As for productivity, at least two dozen studies over the last three decades have conclusively shown that people who expect to receive a reward for completing a task or for doing that task successfully simply do not perform as well as those who expect no reward at all.

Huh? Say what? That doesn’t make intuitive sense. And what about the father of scientific management, Fredrick Taylor? Was he wrong about the motivation of piece rates? Actually, as it turns out, he wasn’t. Contemporary research supports his conclusion that performance-based compensation for piecemeal work increases productivity. The problem is that the tasks performed by modern day professionals are no longer piecemeal. We’re not in the 1900s anymore. Piece rates worked for industrial era factories when employees worked on simple products as they moved down the production line. And they also work for workers like bike messengers, who fulfill simple tasks. But most businesses today aren’t dealing with simple tasks. They are responsible for managing incredibly complex systems staffed with a highly educated workforce. So why would we think the same piece rate principle applies?

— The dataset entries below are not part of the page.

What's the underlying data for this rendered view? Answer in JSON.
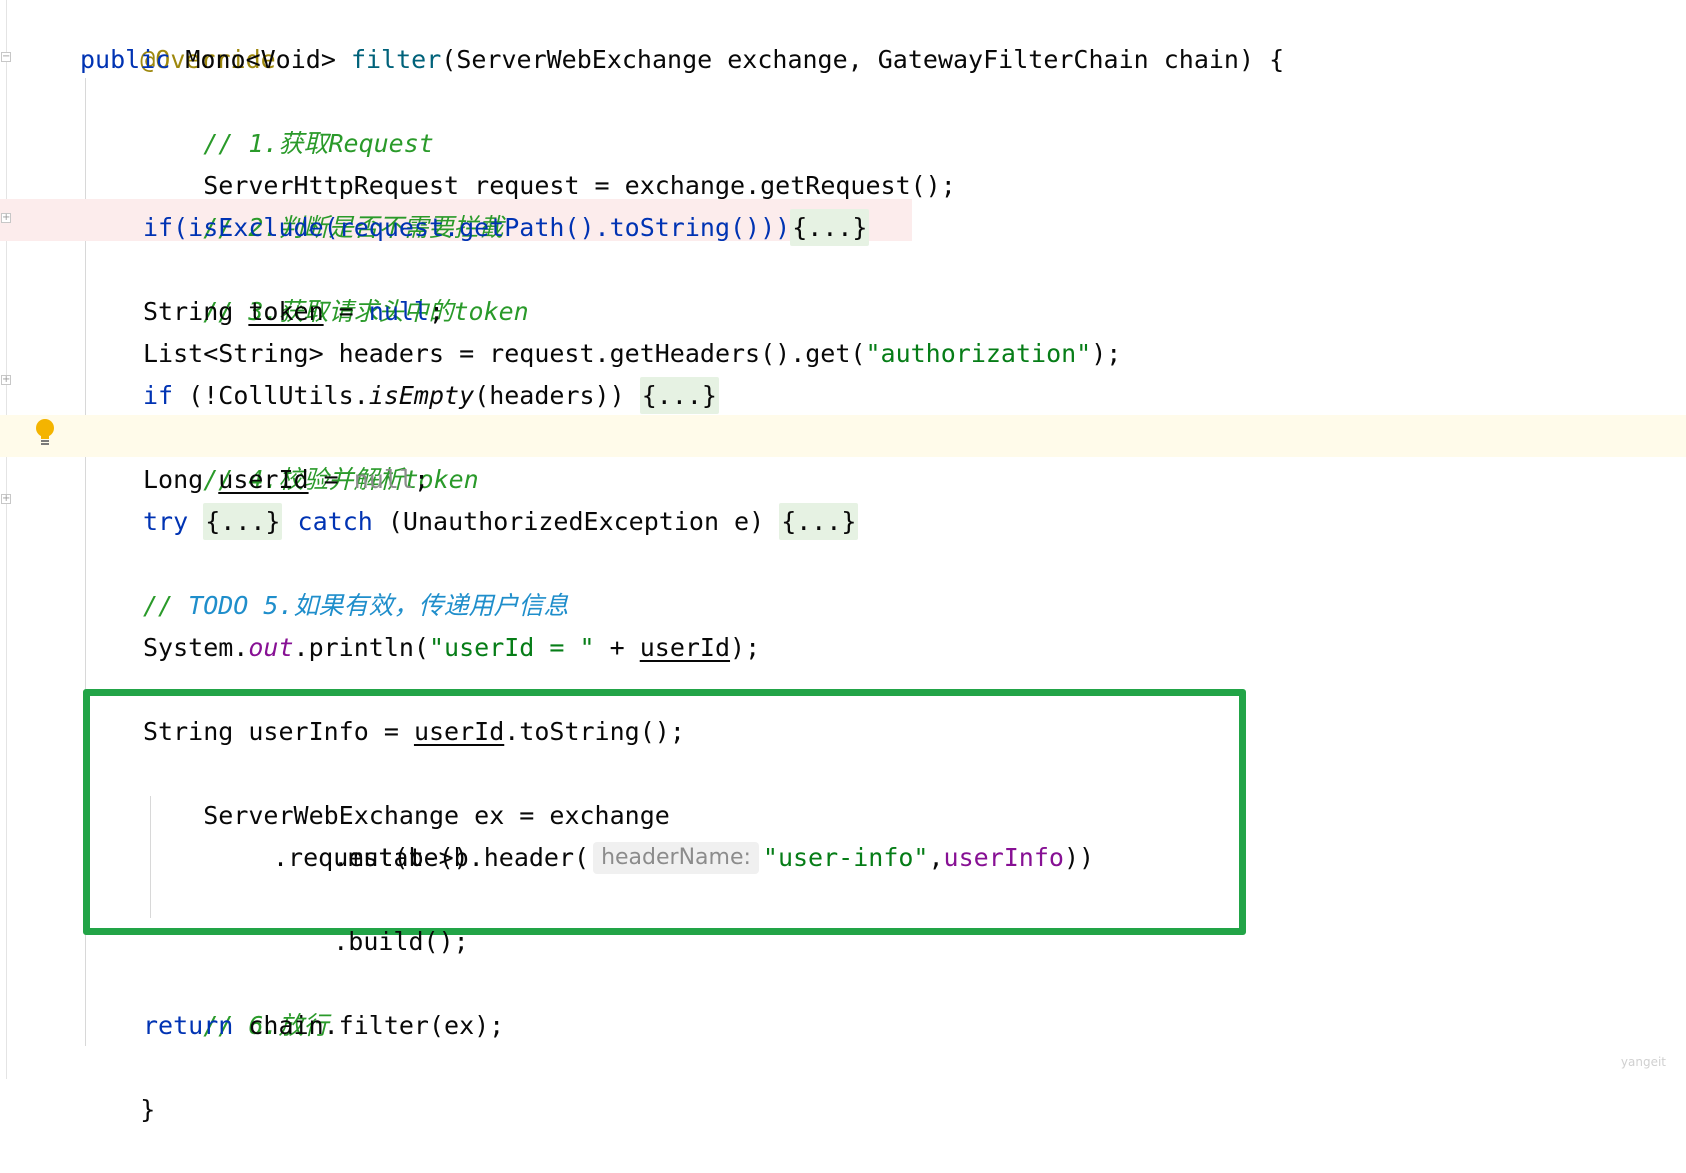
{
  "editor": {
    "lines": {
      "annotation": "@Override",
      "signature": {
        "kw_public": "public",
        "ret_type": "Mono<Void>",
        "method": "filter",
        "params": "(ServerWebExchange exchange, GatewayFilterChain chain) {"
      },
      "c1": "// 1.获取Request",
      "l_request": "ServerHttpRequest request = exchange.getRequest();",
      "c2": "// 2.判断是否不需要拦截",
      "l_if_exclude": {
        "code": "if(isExclude(request.getPath().toString()))",
        "fold": "{...}"
      },
      "c3": "// 3.获取请求头中的token",
      "l_token": {
        "type": "String ",
        "var": "token",
        "eq": " = ",
        "value": "null",
        "end": ";"
      },
      "l_headers": {
        "code": "List<String> headers = request.getHeaders().get(",
        "str": "\"authorization\"",
        "end": ");"
      },
      "l_if_empty": {
        "kw": "if",
        "pre": " (!CollUtils.",
        "static": "isEmpty",
        "post": "(headers)) ",
        "fold": "{...}"
      },
      "c4": "// 4.校验并解析token",
      "l_userid": {
        "type": "Long ",
        "var": "userId",
        "eq": " = ",
        "value": "null",
        "end": ";"
      },
      "l_try": {
        "kw_try": "try",
        "fold1": "{...}",
        "kw_catch": "catch",
        "mid": " (UnauthorizedException e) ",
        "fold2": "{...}"
      },
      "c5": {
        "slashes": "// ",
        "todo": "TODO 5.如果有效，传递用户信息"
      },
      "l_println": {
        "pre": "System.",
        "field": "out",
        "mid": ".println(",
        "str": "\"userId = \"",
        "plus": " + ",
        "var": "userId",
        "end": ");"
      },
      "l_userinfo": {
        "pre": "String userInfo = ",
        "var": "userId",
        "post": ".toString();"
      },
      "l_ex": "ServerWebExchange ex = exchange",
      "l_mutate": ".mutate()",
      "l_request_chain": {
        "pre": ".request(b->b.header(",
        "hint": "headerName:",
        "str": "\"user-info\"",
        "comma": ",",
        "var": "userInfo",
        "end": "))"
      },
      "l_build": ".build();",
      "c6": "// 6.放行",
      "l_return": {
        "kw": "return",
        "code": " chain.filter(ex);"
      },
      "close_brace": "}"
    },
    "icons": {
      "bulb": "lightbulb-icon",
      "fold": "fold-marker-icon"
    },
    "colors": {
      "keyword": "#0033b3",
      "string": "#067d17",
      "comment": "#8c8c8c",
      "comment_green": "#2a9a2a",
      "todo": "#1f8ecb",
      "highlight_box": "#22a447"
    },
    "watermark": "yangeit"
  }
}
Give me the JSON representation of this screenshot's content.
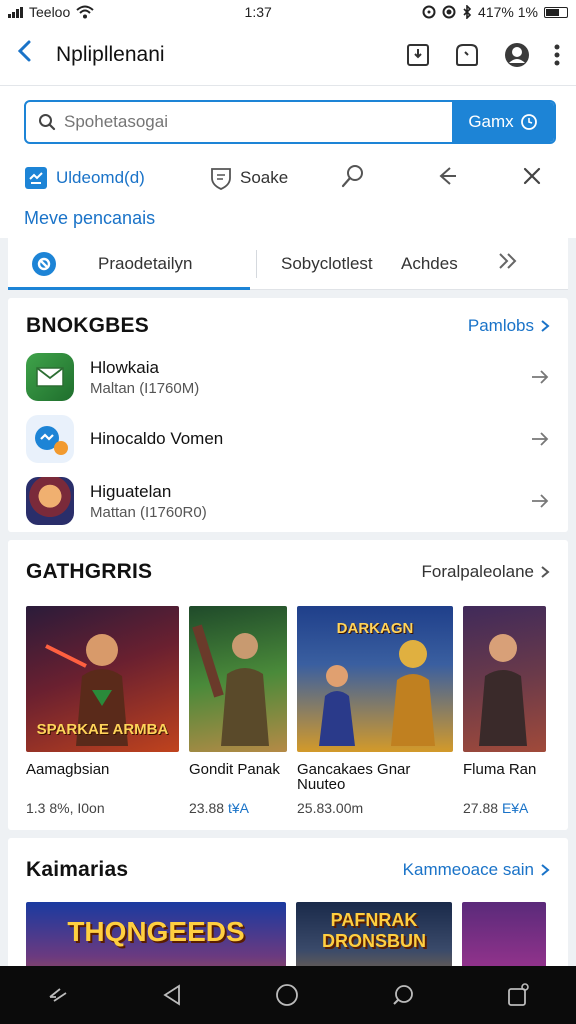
{
  "status": {
    "carrier": "Teeloo",
    "time": "1:37",
    "battery_text": "417% 1%"
  },
  "app_bar": {
    "title": "Nplipllenani"
  },
  "search": {
    "placeholder": "Spohetasogai",
    "button_label": "Gamx"
  },
  "quick": {
    "primary_label": "Uldeomd(d)",
    "secondary_label": "Soake"
  },
  "manage_link": "Meve pencanais",
  "tabs": [
    {
      "label": "Praodetailyn"
    },
    {
      "label": "Sobyclotlest"
    },
    {
      "label": "Achdes"
    }
  ],
  "bookings": {
    "title": "BNOKGBES",
    "link": "Pamlobs",
    "items": [
      {
        "name": "Hlowkaia",
        "sub": "Maltan (I1760M)"
      },
      {
        "name": "Hinocaldo Vomen",
        "sub": ""
      },
      {
        "name": "Higuatelan",
        "sub": "Mattan (I1760R0)"
      }
    ]
  },
  "games": {
    "title": "GATHGRRIS",
    "link": "Foralpaleolane",
    "items": [
      {
        "name": "Aamagbsian",
        "meta_plain": "1.3 8%, I0on",
        "meta_hl": "",
        "art_label": "SPARKAE ARMBA",
        "color_a": "#2a1b3a",
        "color_b": "#c0431d"
      },
      {
        "name": "Gondit Panak",
        "meta_plain": "23.88 ",
        "meta_hl": "t¥A",
        "art_label": "",
        "color_a": "#2a5a2a",
        "color_b": "#b58a46"
      },
      {
        "name": "Gancakaes Gnar Nuuteo",
        "meta_plain": "25.83.00m",
        "meta_hl": "",
        "art_label": "DARKAGN",
        "color_a": "#1f3f8a",
        "color_b": "#d39a2a"
      },
      {
        "name": "Fluma Ran",
        "meta_plain": "27.88 ",
        "meta_hl": "E¥A",
        "art_label": "",
        "color_a": "#402a5a",
        "color_b": "#a04a3a"
      }
    ]
  },
  "kaimarias": {
    "title": "Kaimarias",
    "link": "Kammeoace sain",
    "items": [
      {
        "art_label": "THQNGEEDS",
        "color_a": "#1a3aa0",
        "color_b": "#e06a1a"
      },
      {
        "art_label": "PAFNRAK DRONSBUN",
        "color_a": "#1a2a4a",
        "color_b": "#d48a20"
      },
      {
        "art_label": "",
        "color_a": "#5a2a7a",
        "color_b": "#c03a9a"
      }
    ]
  },
  "colors": {
    "accent": "#1d84d6",
    "link": "#1a73c8"
  }
}
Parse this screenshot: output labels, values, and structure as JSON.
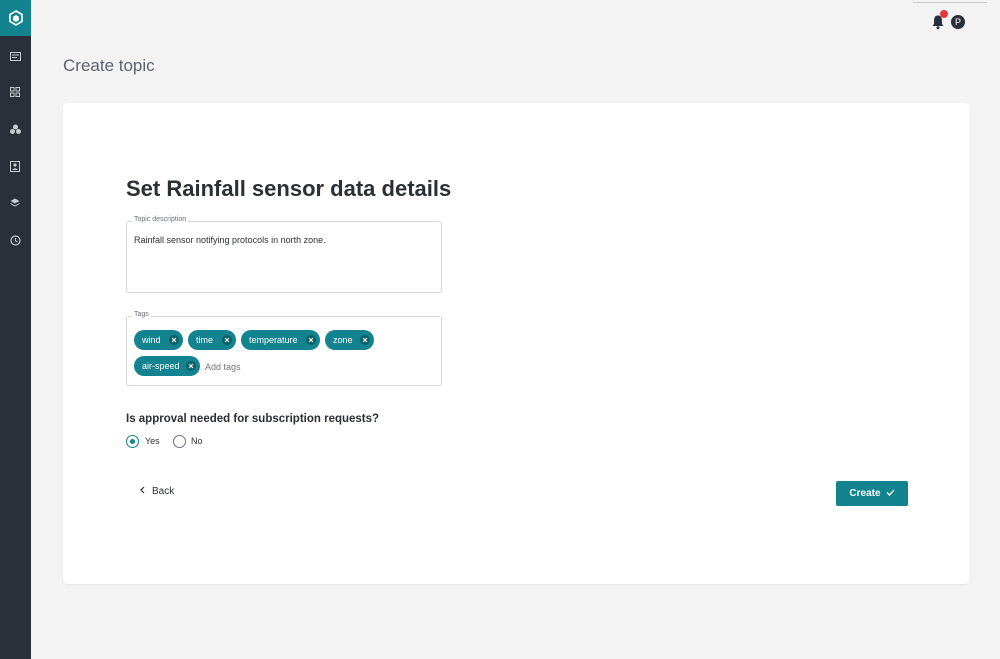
{
  "sidebar": {
    "logo_icon": "app-logo-icon",
    "items": [
      {
        "icon": "catalog-icon"
      },
      {
        "icon": "grid-icon"
      },
      {
        "icon": "cluster-icon"
      },
      {
        "icon": "contacts-icon"
      },
      {
        "icon": "layers-icon"
      },
      {
        "icon": "clock-icon"
      }
    ]
  },
  "header": {
    "notification_icon": "bell-icon",
    "avatar_initial": "P"
  },
  "page": {
    "title": "Create topic"
  },
  "form": {
    "heading": "Set Rainfall sensor data details",
    "description": {
      "label": "Topic description",
      "value": "Rainfall sensor notifying protocols in north zone."
    },
    "tags": {
      "label": "Tags",
      "items": [
        "wind",
        "time",
        "temperature",
        "zone",
        "air-speed"
      ],
      "placeholder": "Add tags"
    },
    "approval": {
      "question": "Is approval needed for subscription requests?",
      "options": [
        "Yes",
        "No"
      ],
      "selected": "Yes"
    },
    "back_label": "Back",
    "create_label": "Create"
  },
  "colors": {
    "accent": "#12838f",
    "sidebar": "#2a2f3a",
    "notification_dot": "#e0393e"
  }
}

In fact, performance-based compensation for complex tasks actually reduces productivity. According Dr. Bernd Irlenbusch from the London School of Economics, in a 2009 study of 51 corporate pay-for-performance plans: “We find that financial incentives…can result in a negative impact on overall performance.”

Come again? But that makes no sense. Why would people perform worse when they are paid for their performance?